Черников
Закрывались лагерные ворота за Черниковым в одной стране, открылись в другой. В той, которая канула в прошлое и которую он хорошо знал и помнил, остались, помимо комсомольской азартной молодости, жажды действия и клейма диссидента, и «самый справедливый» суд, который вдруг из фарса превратился в его, Черникова, личную драму, и друзья, обернувшиеся в одночасье врагами, и не осуществленные, теперь, похоже, навсегда, планы. Семь лет он ел лагерные харчи, способствующие похудению, носил обезличивающую робу, выслушивал истории виновных и невинных людей, наблюдал, как звереют от власти по одну сторону забора и тупеют от страха по другую, – одним словом, познавал ту жизнь, которая большинству граждан неведома. И все эти годы он писал во все инстанции, куда было позволительно, добиваясь пересмотра дела, воспринимая все с ним произошедшее как неправый суд не над ним, гражданином, а над мыслью, отличной от общепринятых. А можно ли судить мысли?
Это был главный вопрос, который он ставил в письмах, явно смущая этим маститых и не очень юристов, но желание усомниться в его дееспособности, возникавшее то у одного, то у другого чиновника от юриспруденции, тут же пресекалось более властными структурами, не допускавшими, чтобы и так шитому белыми нитками делу придали еще и оттенок недееспособности. Это ведь тоже было бы пятно на официальном портрете справедливого безгрешного советского правосудия.

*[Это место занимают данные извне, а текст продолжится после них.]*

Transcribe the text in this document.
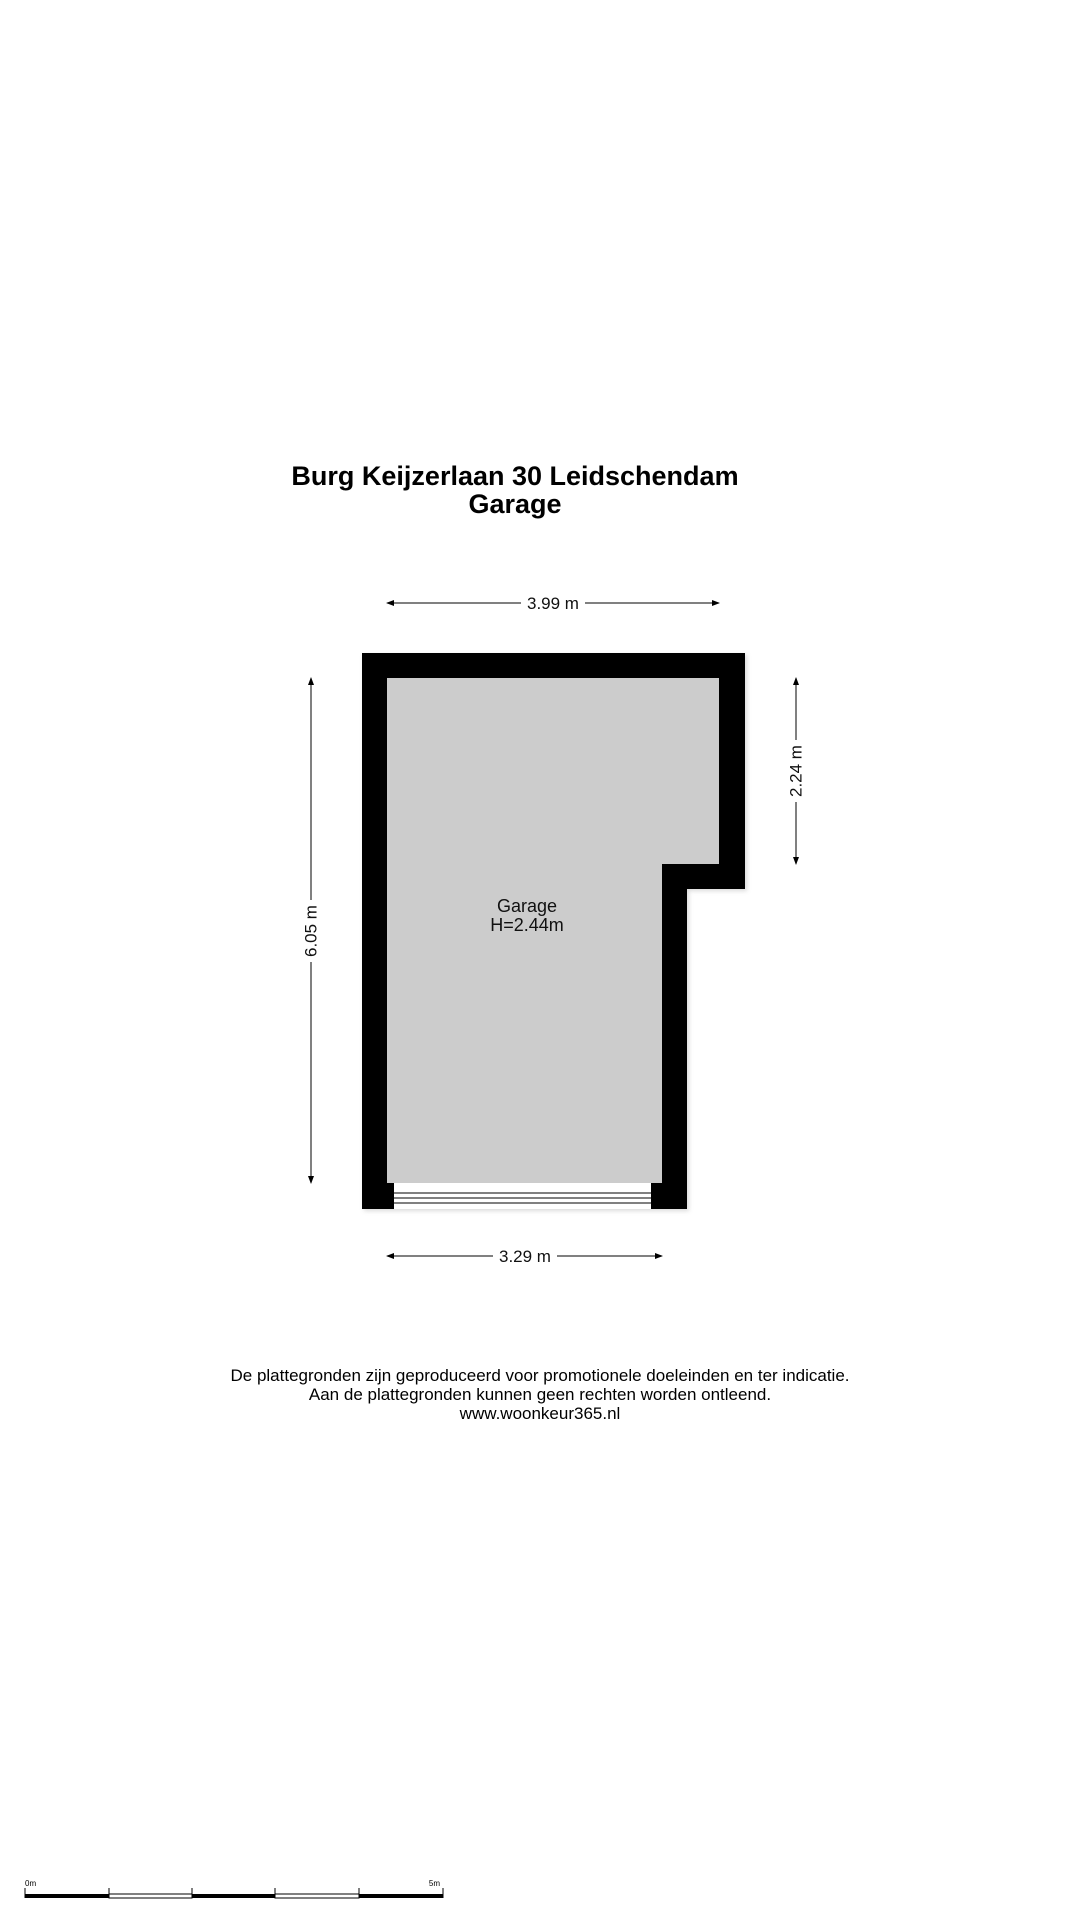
Burg Keijzerlaan 30 Leidschendam
Garage
Garage
H=2.44m
3.99 m
3.29 m
6.05 m
2.24 m
0m	5m
De plattegronden zijn geproduceerd voor promotionele doeleinden en ter indicatie.
Aan de plattegronden kunnen geen rechten worden ontleend.
www.woonkeur365.nl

Если бы ему был отмерен больший срок, наверное, подобная эпистолярная связь с неведомыми, но всемогущими адресатами и принесла бы в конце концов свои плоды, но срок закончился как раз тогда, когда на воле начали происходить ощутимые перемены, чем-то напоминающие давнюю уже оттепель шестидесятых, – пору его молодости, вкус которой, если разобраться как следует, в конечном итоге и привел его в этот лагерь, кстати, ничем особым не отличающийся от социалистического, разве что размерами да набором занятий, отвлекающих от мыслительного процесса.

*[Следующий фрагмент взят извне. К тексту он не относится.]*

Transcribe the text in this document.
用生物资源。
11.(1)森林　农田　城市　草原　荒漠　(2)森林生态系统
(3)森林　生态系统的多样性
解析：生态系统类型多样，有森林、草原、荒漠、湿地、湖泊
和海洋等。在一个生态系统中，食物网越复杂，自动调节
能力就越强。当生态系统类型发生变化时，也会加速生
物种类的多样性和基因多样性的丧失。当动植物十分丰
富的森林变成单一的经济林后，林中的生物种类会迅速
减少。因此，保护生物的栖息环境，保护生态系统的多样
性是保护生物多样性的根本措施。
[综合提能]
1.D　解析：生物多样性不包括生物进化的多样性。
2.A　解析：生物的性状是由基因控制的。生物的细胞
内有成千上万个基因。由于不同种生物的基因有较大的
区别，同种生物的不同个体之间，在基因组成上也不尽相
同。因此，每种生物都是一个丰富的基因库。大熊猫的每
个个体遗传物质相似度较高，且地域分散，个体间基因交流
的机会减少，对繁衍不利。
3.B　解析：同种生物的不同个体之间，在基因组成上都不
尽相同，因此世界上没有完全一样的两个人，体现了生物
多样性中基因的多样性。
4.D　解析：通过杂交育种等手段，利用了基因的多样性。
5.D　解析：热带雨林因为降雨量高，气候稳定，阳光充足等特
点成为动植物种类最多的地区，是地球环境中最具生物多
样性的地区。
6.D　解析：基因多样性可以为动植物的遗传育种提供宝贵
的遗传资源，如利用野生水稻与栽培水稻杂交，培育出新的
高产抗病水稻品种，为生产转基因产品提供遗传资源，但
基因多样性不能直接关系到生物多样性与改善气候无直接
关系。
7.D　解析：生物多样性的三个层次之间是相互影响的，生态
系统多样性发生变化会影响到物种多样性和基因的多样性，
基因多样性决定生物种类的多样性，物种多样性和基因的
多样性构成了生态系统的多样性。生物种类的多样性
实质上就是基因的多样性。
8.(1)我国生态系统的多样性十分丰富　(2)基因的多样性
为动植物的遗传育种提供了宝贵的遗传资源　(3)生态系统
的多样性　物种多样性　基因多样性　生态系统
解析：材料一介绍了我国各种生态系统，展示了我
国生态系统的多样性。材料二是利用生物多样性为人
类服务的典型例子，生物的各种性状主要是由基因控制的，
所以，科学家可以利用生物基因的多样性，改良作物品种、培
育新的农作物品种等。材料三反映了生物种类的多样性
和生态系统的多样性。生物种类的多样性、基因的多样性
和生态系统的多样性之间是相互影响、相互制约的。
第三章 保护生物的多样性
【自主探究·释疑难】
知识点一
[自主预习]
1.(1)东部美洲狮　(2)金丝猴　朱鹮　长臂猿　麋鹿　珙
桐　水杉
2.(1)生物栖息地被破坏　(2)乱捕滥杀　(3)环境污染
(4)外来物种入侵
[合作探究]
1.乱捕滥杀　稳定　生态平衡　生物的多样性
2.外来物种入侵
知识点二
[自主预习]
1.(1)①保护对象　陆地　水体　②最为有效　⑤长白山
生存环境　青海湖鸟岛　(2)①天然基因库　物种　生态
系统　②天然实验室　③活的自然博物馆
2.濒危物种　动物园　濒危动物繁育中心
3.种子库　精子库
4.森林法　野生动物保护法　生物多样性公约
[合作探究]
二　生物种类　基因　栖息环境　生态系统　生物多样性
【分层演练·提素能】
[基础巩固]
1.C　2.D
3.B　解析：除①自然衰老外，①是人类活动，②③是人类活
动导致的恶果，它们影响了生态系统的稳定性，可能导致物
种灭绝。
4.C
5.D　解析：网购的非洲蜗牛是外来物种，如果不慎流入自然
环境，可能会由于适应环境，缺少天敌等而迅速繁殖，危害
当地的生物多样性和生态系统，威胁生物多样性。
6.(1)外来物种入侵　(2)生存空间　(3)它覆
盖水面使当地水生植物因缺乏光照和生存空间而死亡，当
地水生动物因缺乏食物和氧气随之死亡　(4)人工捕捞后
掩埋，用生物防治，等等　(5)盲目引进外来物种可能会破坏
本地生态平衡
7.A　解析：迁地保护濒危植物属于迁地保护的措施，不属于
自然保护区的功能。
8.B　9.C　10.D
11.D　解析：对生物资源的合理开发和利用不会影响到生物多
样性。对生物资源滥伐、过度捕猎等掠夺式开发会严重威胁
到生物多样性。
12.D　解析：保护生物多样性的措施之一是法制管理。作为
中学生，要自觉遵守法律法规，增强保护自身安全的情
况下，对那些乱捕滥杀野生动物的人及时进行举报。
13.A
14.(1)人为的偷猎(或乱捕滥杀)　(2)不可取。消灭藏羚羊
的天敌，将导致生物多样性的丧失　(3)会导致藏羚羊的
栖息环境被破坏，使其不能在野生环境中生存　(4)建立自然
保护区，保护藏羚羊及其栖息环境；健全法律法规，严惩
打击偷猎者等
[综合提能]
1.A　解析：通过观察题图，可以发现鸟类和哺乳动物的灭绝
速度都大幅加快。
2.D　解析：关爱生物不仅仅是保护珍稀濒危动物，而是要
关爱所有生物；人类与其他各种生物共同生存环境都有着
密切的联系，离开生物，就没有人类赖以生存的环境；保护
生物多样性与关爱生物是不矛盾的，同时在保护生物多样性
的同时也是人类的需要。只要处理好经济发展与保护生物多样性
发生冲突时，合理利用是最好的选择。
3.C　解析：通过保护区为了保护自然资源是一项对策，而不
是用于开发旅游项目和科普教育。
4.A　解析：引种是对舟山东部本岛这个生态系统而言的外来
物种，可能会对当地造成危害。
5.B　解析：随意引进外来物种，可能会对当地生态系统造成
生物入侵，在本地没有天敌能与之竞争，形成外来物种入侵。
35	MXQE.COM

Он вышел в предосеннюю стылость, удивившись вдруг распахнувшемуся горизонту, поморщился от вида стоящих вдали аляповатых многоэтажек и побрел по уже обметанной первой пожелтевшей листвой тропинке в ту сторону, где все суетилась какая-то жизнь, еще не решив, куда теперь держать путь. Дома, а точнее, там, в Иркутске, откуда его забрали, никто не ждал. И это нисколько не огорчило: Юля была слишком юна, чтобы научиться ждать. Сотоварищей там тоже было не очень много, да и теперь им, похоже, было не до него, – теперь всем, похоже, было не до кого. Но это как раз и придавало бодрости, веры в то, что наконец-то наступило долгожданное время свободы…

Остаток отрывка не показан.